Currently, Frey is looking for volunteers, ages 18-70, who have lost or were born without an arm or hand, for the study designed to advance the understanding of brain reorganization. Individuals with or without prostheses are welcome. Participants, who are being sought regionally, will undergo functional and structural magnetic resonance imaging (MRI) while they perform movements and experience sensory stimuli. Unilateral amputees also will undergo testing of intact hand functions and will have an opportunity to participate in transcranial magnetic stimulation (TMS) to evaluate changes in connections between the brain and the hand. The new study will begin this spring.
“The reorganizational changes that take place in the brain following the loss of a limb may play a variety of challenges faced by amputees, including pain,” Frey said. “A better understanding of these changes may help in the development of more effective rehabilitation strategies for amputees and others who have experienced injuries to the body, brain, or spinal cord.”

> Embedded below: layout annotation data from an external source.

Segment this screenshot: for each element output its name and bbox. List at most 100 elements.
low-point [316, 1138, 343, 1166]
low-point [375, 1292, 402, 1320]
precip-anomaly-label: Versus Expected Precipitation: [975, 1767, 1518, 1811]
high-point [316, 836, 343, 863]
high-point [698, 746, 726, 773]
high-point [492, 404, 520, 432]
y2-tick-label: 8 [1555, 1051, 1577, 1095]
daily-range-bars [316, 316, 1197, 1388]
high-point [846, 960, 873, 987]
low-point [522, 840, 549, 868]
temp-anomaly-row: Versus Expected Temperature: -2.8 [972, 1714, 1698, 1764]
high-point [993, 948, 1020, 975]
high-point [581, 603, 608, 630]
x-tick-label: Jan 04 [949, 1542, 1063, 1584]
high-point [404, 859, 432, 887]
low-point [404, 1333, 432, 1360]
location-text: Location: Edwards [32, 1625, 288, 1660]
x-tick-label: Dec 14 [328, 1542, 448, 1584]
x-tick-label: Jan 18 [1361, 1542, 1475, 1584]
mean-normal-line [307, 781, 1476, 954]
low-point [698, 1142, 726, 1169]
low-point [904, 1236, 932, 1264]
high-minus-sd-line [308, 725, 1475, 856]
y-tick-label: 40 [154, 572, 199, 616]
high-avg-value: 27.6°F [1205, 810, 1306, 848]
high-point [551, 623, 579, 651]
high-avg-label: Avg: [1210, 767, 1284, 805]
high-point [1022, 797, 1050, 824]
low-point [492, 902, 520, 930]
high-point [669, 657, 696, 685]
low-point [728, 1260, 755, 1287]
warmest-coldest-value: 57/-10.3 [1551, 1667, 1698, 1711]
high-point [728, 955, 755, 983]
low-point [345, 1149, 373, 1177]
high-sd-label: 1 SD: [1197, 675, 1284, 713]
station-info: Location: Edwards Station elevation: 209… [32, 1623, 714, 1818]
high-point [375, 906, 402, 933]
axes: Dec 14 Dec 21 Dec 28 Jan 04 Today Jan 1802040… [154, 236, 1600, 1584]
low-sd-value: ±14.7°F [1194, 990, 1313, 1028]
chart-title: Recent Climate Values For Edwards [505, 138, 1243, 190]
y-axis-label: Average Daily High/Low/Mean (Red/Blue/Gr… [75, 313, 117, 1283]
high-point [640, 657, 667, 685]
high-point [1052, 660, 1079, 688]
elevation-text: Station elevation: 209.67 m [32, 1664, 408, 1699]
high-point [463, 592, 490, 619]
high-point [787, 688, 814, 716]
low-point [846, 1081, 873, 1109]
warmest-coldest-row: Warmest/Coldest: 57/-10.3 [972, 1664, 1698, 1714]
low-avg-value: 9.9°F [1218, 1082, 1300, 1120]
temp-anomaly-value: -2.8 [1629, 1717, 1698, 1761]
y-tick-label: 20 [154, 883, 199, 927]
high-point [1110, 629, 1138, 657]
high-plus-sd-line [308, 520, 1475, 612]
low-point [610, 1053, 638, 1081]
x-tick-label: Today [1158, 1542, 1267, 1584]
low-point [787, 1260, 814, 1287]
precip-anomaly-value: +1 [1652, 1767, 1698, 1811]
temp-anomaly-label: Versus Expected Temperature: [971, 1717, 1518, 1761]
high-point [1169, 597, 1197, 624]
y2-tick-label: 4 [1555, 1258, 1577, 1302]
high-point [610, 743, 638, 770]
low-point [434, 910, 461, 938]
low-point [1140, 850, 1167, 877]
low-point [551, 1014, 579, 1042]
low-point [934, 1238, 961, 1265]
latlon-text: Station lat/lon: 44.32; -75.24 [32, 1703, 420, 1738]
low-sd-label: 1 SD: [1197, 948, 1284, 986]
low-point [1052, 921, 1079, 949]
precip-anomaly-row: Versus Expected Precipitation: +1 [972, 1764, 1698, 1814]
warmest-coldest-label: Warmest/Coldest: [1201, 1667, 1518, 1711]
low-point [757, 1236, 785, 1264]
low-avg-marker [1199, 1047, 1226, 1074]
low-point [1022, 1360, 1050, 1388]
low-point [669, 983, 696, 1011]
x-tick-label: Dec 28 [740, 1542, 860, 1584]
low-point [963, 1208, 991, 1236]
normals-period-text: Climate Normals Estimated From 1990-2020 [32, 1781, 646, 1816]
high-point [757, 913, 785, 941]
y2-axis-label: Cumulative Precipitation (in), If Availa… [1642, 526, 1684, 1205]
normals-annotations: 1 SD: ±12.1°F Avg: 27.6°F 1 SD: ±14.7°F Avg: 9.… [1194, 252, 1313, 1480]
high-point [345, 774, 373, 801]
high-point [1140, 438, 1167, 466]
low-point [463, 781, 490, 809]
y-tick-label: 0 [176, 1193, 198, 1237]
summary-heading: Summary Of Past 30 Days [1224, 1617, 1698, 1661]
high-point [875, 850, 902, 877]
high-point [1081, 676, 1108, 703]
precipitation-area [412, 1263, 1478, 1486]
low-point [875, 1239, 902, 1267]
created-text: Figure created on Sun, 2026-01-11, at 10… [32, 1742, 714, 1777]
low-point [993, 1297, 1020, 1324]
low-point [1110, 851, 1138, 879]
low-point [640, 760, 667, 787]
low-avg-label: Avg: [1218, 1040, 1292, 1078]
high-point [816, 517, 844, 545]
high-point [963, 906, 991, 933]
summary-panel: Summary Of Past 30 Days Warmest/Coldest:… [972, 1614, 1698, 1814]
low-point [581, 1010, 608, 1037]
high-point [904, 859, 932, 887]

Previously, Frey had studied how the brain reacts when a hand transplant is completed and found that, following a hand transplant, normal activity does return to the region of the brain that controls hand function. In that study, the amputee Frey observed received a hand transplant 35 years after his accident.
While the current work is focused on hand loss, individuals with lower-limb amputation due to injury will be included in the near future.